Oakland Community Organizer Offers Perspective On Reimagining Public Safety In Hawaiʻi
The fatal police shootings of Lindani Myeni and Iremamber Sykap are prompting community conversations around reimagining public safety in Hawaiʻi.
What do we really want our police officers to be doing? And does that make our communities safer?
One community organizer involved in police reform efforts in Oakland recently offered some perspective on those questions to an audience in Hawaiʻi.
Community safety and police reform consultant Liam Chinn helped spearhead major changes to policing in Oakland as a member of the city’s Reimagining Public Safety Task Force.
"Our central mandate was to figure out, really, what do we want police to be doing?" Chinn said. "What functions do we believe require a gun and a badge? Does it require a gun and a badge to issue someone a speeding ticket? Does it require a gun and badge to give someone a parking ticket? So let’s start looking at what do we really need not just policing but in particular armed policing?"
The task force learned that community members did want police to deal with violent crimes, which have spiked nationwide under the pandemic. But Chinn said violent crimes were rare.
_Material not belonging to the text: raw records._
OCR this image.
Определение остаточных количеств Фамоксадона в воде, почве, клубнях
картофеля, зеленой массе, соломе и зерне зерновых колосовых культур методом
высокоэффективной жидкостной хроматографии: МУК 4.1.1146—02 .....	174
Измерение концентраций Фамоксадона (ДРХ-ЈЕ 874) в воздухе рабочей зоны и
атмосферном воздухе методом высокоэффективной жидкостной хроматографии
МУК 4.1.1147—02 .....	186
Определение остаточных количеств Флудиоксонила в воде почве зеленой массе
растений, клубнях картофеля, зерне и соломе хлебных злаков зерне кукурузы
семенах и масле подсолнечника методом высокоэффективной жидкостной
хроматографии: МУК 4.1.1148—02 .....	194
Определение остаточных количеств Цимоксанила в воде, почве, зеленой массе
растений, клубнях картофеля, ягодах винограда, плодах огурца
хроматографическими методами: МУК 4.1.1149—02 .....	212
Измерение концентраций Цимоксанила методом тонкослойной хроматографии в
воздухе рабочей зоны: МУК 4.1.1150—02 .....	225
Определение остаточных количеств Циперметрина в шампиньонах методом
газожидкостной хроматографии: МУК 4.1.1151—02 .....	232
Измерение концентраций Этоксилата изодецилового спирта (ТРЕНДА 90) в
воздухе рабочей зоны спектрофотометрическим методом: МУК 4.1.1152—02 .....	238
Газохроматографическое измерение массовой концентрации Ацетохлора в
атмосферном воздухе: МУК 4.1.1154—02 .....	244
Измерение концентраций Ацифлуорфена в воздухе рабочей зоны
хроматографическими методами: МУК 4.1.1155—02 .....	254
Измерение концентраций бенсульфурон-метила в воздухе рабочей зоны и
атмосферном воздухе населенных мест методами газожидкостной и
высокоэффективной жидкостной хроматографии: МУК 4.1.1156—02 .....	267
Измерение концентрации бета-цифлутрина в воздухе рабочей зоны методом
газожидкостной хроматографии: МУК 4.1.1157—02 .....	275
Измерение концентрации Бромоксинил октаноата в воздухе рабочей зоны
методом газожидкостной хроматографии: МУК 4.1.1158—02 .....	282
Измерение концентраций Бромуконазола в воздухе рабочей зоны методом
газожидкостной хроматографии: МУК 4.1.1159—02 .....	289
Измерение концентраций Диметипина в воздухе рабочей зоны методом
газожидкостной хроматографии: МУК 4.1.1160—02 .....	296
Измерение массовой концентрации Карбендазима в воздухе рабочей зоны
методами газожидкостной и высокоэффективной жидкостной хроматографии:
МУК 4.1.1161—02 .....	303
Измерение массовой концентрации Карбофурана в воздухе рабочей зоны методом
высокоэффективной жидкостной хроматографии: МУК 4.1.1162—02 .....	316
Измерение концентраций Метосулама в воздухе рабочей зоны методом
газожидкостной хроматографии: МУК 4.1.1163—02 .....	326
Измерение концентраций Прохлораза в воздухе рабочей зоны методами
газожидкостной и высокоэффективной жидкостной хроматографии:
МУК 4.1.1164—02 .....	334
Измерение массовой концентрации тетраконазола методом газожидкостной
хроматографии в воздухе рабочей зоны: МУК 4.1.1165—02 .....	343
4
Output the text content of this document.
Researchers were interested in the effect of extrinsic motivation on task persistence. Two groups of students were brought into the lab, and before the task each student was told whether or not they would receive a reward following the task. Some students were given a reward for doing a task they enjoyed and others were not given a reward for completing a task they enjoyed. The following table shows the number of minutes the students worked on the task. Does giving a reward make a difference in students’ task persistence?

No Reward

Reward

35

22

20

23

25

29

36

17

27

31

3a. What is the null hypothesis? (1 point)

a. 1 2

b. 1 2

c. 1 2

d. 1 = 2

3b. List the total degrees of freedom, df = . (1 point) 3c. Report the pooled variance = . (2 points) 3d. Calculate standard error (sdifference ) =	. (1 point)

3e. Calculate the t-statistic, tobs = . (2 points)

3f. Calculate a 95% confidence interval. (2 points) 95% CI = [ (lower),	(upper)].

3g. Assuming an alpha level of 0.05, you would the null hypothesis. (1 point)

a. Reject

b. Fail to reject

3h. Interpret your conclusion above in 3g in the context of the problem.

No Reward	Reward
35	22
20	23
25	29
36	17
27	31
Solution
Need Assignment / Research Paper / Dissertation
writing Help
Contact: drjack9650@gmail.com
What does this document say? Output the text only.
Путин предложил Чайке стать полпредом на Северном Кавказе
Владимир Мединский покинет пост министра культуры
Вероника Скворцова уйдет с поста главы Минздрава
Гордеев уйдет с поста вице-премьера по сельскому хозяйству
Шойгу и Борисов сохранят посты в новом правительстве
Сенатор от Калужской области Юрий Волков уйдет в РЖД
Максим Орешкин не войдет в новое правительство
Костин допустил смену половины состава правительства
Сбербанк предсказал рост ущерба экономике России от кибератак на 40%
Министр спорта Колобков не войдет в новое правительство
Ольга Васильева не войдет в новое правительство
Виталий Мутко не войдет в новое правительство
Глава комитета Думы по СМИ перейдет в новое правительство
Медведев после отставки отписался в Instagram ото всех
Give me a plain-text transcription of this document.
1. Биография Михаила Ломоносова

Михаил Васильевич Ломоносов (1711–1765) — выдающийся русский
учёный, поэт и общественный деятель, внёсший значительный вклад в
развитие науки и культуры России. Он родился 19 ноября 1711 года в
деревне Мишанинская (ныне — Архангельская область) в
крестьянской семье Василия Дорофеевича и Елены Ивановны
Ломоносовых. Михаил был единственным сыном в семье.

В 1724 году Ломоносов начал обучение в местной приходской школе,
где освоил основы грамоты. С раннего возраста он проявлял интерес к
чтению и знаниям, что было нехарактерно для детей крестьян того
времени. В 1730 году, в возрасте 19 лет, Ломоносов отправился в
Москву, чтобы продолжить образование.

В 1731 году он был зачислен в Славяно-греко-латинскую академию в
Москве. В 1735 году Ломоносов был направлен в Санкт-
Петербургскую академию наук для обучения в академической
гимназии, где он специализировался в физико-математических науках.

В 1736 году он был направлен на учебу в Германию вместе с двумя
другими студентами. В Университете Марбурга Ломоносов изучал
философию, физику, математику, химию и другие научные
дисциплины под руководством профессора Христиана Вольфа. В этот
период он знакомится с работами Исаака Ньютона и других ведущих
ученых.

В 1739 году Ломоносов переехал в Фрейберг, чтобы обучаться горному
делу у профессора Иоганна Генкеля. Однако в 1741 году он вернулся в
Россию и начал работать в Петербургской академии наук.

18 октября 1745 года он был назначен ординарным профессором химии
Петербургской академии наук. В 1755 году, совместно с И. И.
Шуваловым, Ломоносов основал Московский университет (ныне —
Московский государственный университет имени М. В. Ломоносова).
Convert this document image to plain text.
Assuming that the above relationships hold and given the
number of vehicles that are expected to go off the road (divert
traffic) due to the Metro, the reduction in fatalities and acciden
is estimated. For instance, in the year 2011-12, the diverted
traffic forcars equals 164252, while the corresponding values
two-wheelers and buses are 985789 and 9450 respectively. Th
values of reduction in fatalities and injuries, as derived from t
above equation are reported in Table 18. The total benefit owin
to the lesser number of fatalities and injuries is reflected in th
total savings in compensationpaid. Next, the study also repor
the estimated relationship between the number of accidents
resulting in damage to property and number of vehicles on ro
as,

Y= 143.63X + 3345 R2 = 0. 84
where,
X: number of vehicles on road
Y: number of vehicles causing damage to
"Four percent of 911 calls relate to violent crime," Chinn said. "So let me just say it another way – 96% of calls typically don’t involve violent crimes. There’s an amazing study done by some folks at a group called AH Datalytics that looked at how police spent their time across different cities and found out just the same."
Over the course of nine months, the Oakland task force came up with 88 recommendations – all of which the City Council adopted, much to Chinn’s surprise.
"It's a blueprint for the rest of the United States," Chinn said. "What does it look like if you were to cut the police budget by 50 percent and to redirect that money into alternatives to policing and investments in root causes – job placement, stable housing, programs for youth, things that we know data proves actually reduced crime and violence."
Chinn said the city prioritized 12 of the task force’s recommendations for implementation this year, but a budget shortfall could complicate those goals.